Non si vedeva una protesta del genere a L’Avana e in tutta l’isola di Cuba dagli anni Novanta, quando per la prima volta venne messo in (parziale) crisi il potere esclusivo del regime comunista della dinastia dei Castro. Oggi il Presidente è Miguel Diaz Canel, l’ideologia è rimasta la stessa ma la protesta clamorosa vista negli ultimi giorni nella popolazione cubana buon ben dirsi, a ragione, un fragoroso atto di accusa alla dittatura comunista. Scontri, più di 100 arresti, un agente ferito e addirittura un sacerdote incarcerato, padre Casto José Alvarez Defesa: ecco, partiamo dall’ultimo fatto che sembra anche il meno “significativo” per i più ma che rappresenta forse da vicino l’esasperante giogo dell’ideologia da Ernesto Guevara in poi.
«Tutti siamo chiamati a vincere il male», per questa semplice frase detta su Facebook, il prete cattolico cubano è stato ricercato e poi arrestato con l’accusa di «disordine pubblico». Attenzione però, qui la protesta anticomunista non rappresenta uno scontro di “idee” o di opposte ideologie: no, tutt’altro, c’è in campo un’esigenza assai più basilare e urgente, ovvero la fame che attanaglia il Paese da anni. Con la pandemia l’emergenza si è acuita ma ancora una volta, alla prova dei fatti, la gestione centralista-dirigista-castrista non regge il peso delle esigenze che il popolo chiede a gran forza. “Abbasso la dittatura” e “Abbasso Díaz-Canel” si vedono per le strade di almeno 25 città cubane negli ultimi giorni, come spiga il quotidiano web locale “Inventario”: il Guardian ha poi pubblicato stamane un’immagine con 3 auto della polizia rovesciate.
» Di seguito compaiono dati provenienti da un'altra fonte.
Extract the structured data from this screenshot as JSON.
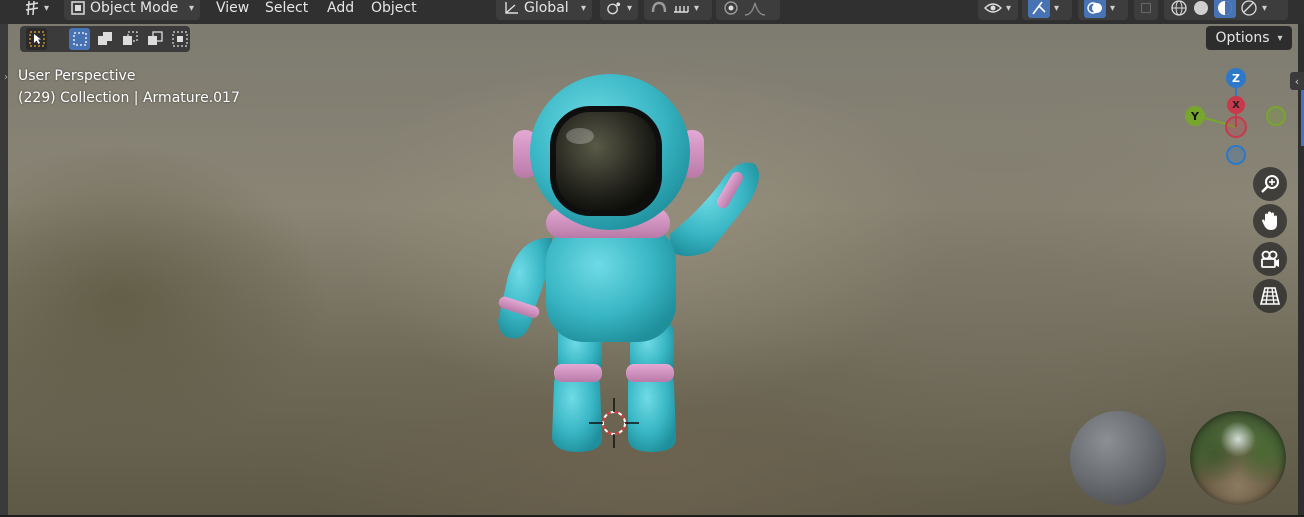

Le proteste sono iniziate in mattinata a San Antonio de los Baños (ovest), oltre che a Palma Soriano, e grazie ai social hanno rapidamente coinvolto la capitale de L’Avana, dove oltre un migliaio di persone ha sfilato lungo le strade del centro gridando slogan come “patria e vita” e “libertà“.
LA PROTESTA A CUBA CONTRO IL COMUNISMO
Le risposte della polizia non si sono fatte attendere e con la maggior parte degli agenti in borghese (per disperdersi meglio nella folla in protesta) hanno cominciato a manganellare e arrestare i manifestanti che riuscivano a bloccare: addirittura la Reuters ha riportato di alcuni testimoni oculari che nelle vie de L’Avana hanno visto Jeep delle forze speciali equipaggiate con mitragliatrici. Alla BBC ha parlato un manifestante delle proteste iniziate nella città di San Antonio de los Banos: «Oggi è il giorno: non ne possiamo più. Non c’è cibo, non ci sono medicina, non c’è libertà. Non ci lasciano vivere. Siamo stanchi». La crisi economica, le sanzioni americane ma soprattutto la gestione del regime non lasciano spazio ad una popolazione sempre più al collasso, come dimostra il messaggio dell’infermiera testimone al giornale “Diario de Cuba” lo scorso febbraio: «Non ci sono più letti né barelle, l’ospedale si è ritrovato senz’acqua per due volte per più di sei ore». Di contro, il Presidente Miguel Díaz Canel è tornato a parlare alla tv di Stato rimandando contro Occidente e Usa tutte le accuse e le motivazioni sull’enorme crisi sociale: «C’è un settore che commette reati. Ieri abbiamo visto criminali. Ieri la protesta non era pacifica, c’è stato vandalismo, hanno lapidato le forze dell’ordine. Un comportamento totalmente volgare, indecente, delinquente. Non abbiamo invitato la gente a confrontarsi con la gente. Abbiamo invitato la gente a difendere la rivoluzione, a difendere i propri diritti. E la gente ha sostenuto». Il Governo sta lavorando, conclude il Presidente cubano, «per migliorare la situazione del sistema elettrico nazionale, nonostante il blocco economico, commerciale e finanziario degli Stati Uniti».